Владелина, и головой не повела, молча смотрела вдаль. Дамира пронзила боль, словно крепкая рука опустила на спину кнут.
– Мне сказывали, воевода требует…
Владелина молчала. Дамир бросил взгляд к подножью холма. Борич с ратниками и кыпчаки смотрели по сторонам, оберегая их покой.
– Я ждала, что сам в терем явишься, – голос зазвучал так непривычно тихо, что Дамиру на миг почудилось, будто перед ним не князь, а кроткая невольница, вынужденная подчиняться покорившему её властителю. Необъяснимая злость горьким комом подкатила к горлу.
– Не ведал, что понадобился тебе. Отчего не позвала?
– Не хотела тревожить. Ты всё на просторе, с вольным народом дни проводишь.
– Только вели, и я ни на шаг от тебя не отойду.
Дамир дёрнул поводья и подъехал ближе.
– Боязно мне, – Влада смотрела вдаль, а ему так хотелось, чтобы на него. – Дарина прибудет вскорости, а я всё о свадьбе думаю. Многим тайное стало ведомо, и меня то страшит. Вот и ей, сказывают, вестимо за кого замуж идёт. Не сотворила бы чего невеста. Мне бы зелья сонного для Дарины и свиты её, только взять его негде. Что станется, если тайное откроется?
– А Агафья что? Яр Велигорович сказывал, будто зелье сонное у неё просить станет.
– Был на заимке боярин. Она его и на порог не пустила, прогнала прочь. Всё за батюшку винит, за кончину его безвременную.
– Не нам то решать, а духам, кому в какую пору уходить. Добуду я тебе травы. Об том не кручинься.
Дамир дёрнул поводья и подъехал совсем близко.
– Об том батюшке твоему поразмыслить следовало. До сей поры удавалось тайное хранить. А теперь-то что? Долго ли сокрытым останется?
– Гости съедутся и разъедутся. Коли Дарина вида не подаст, что ей тайное ведомо, о печали забудется. Не у кого мне совета просить. Боярин с воеводой всё о своём, мол, не кручинься, обойдётся, стерпится. А ты уж сколько ночей в терем не приходишь. Сторонишься.
– Я буду там, где будешь ты, княгиня моя. Приду туда, куда позовёшь. Сделаю всё, что велишь. Слово скажи и не бывать той свадьбе.

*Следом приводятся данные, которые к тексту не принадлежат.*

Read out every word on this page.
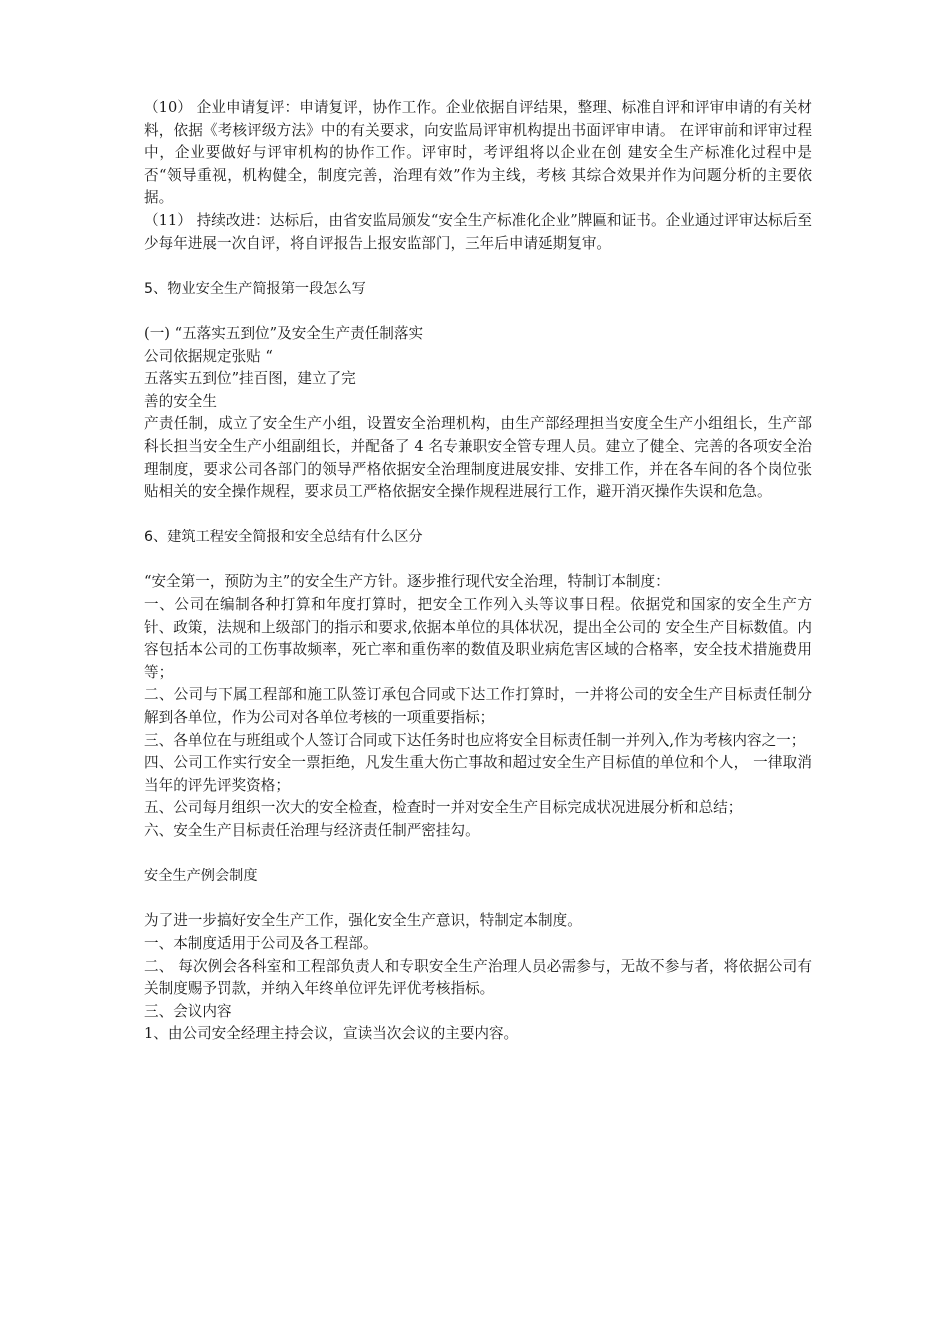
（10） 企业申请复评：申请复评，协作工作。企业依据自评结果，整理、标准自评和评审申请的有关材料，依据《考核评级方法》中的有关要求，向安监局评审机构提出书面评审申请。 在评审前和评审过程中，企业要做好与评审机构的协作工作。评审时，考评组将以企业在创 建安全生产标准化过程中是否“领导重视，机构健全，制度完善，治理有效”作为主线，考核 其综合效果并作为问题分析的主要依据。

（11） 持续改进：达标后，由省安监局颁发“安全生产标准化企业”牌匾和证书。企业通过评审达标后至少每年进展一次自评，将自评报告上报安监部门，三年后申请延期复审。

5、物业安全生产简报第一段怎么写

(一) “五落实五到位”及安全生产责任制落实

公司依据规定张贴 “

五落实五到位”挂百图，建立了完

善的安全生

产责任制，成立了安全生产小组，设置安全治理机构，由生产部经理担当安度全生产小组组长，生产部科长担当安全生产小组副组长，并配备了 4 名专兼职安全管专理人员。建立了健全、完善的各项安全治理制度，要求公司各部门的领导严格依据安全治理制度进展安排、安排工作，并在各车间的各个岗位张贴相关的安全操作规程，要求员工严格依据安全操作规程进展行工作，避开消灭操作失误和危急。

6、建筑工程安全简报和安全总结有什么区分

“安全第一，预防为主”的安全生产方针。逐步推行现代安全治理，特制订本制度：

一、公司在编制各种打算和年度打算时，把安全工作列入头等议事日程。依据党和国家的安全生产方针、政策，法规和上级部门的指示和要求,依据本单位的具体状况，提出全公司的 安全生产目标数值。内容包括本公司的工伤事故频率，死亡率和重伤率的数值及职业病危害区域的合格率，安全技术措施费用等；

二、公司与下属工程部和施工队签订承包合同或下达工作打算时，一并将公司的安全生产目标责任制分解到各单位，作为公司对各单位考核的一项重要指标；

三、各单位在与班组或个人签订合同或下达任务时也应将安全目标责任制一并列入,作为考核内容之一；

四、公司工作实行安全一票拒绝，凡发生重大伤亡事故和超过安全生产目标值的单位和个人， 一律取消当年的评先评奖资格；

五、公司每月组织一次大的安全检查，检查时一并对安全生产目标完成状况进展分析和总结；

六、安全生产目标责任治理与经济责任制严密挂勾。

安全生产例会制度

为了进一步搞好安全生产工作，强化安全生产意识，特制定本制度。

一、本制度适用于公司及各工程部。

二、 每次例会各科室和工程部负责人和专职安全生产治理人员必需参与，无故不参与者，将依据公司有关制度赐予罚款，并纳入年终单位评先评优考核指标。

三、会议内容

1、由公司安全经理主持会议，宣读当次会议的主要内容。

– Не в моей власти отменить сговорённое. Я просить тебя желаю. Не противься. Не мешай неизбежному. Ты пойми, не могу я супротив воли батюшки пойти. Коли решено, так тому и быть. Дай мне слово верное, что мешать не станешь.
Дамир опустил голову:
– Всё исполню, княгиня моя, как просишь, хоть и думать об том мне муторно. Ежели позволишь, и я попрошу. Не слушай речей, что обо мне нашёптывать станут. Лишь ты мне люба. Лишь тебе одной служу я и народ мой.
– Всё ведаю, Дамир, – она повернула голову и будто десяток стрел разом влетели в его грудь. – В день тяжкий не отходи от меня.
Он протянул ей руку, и Влада вложила в неё ладонь.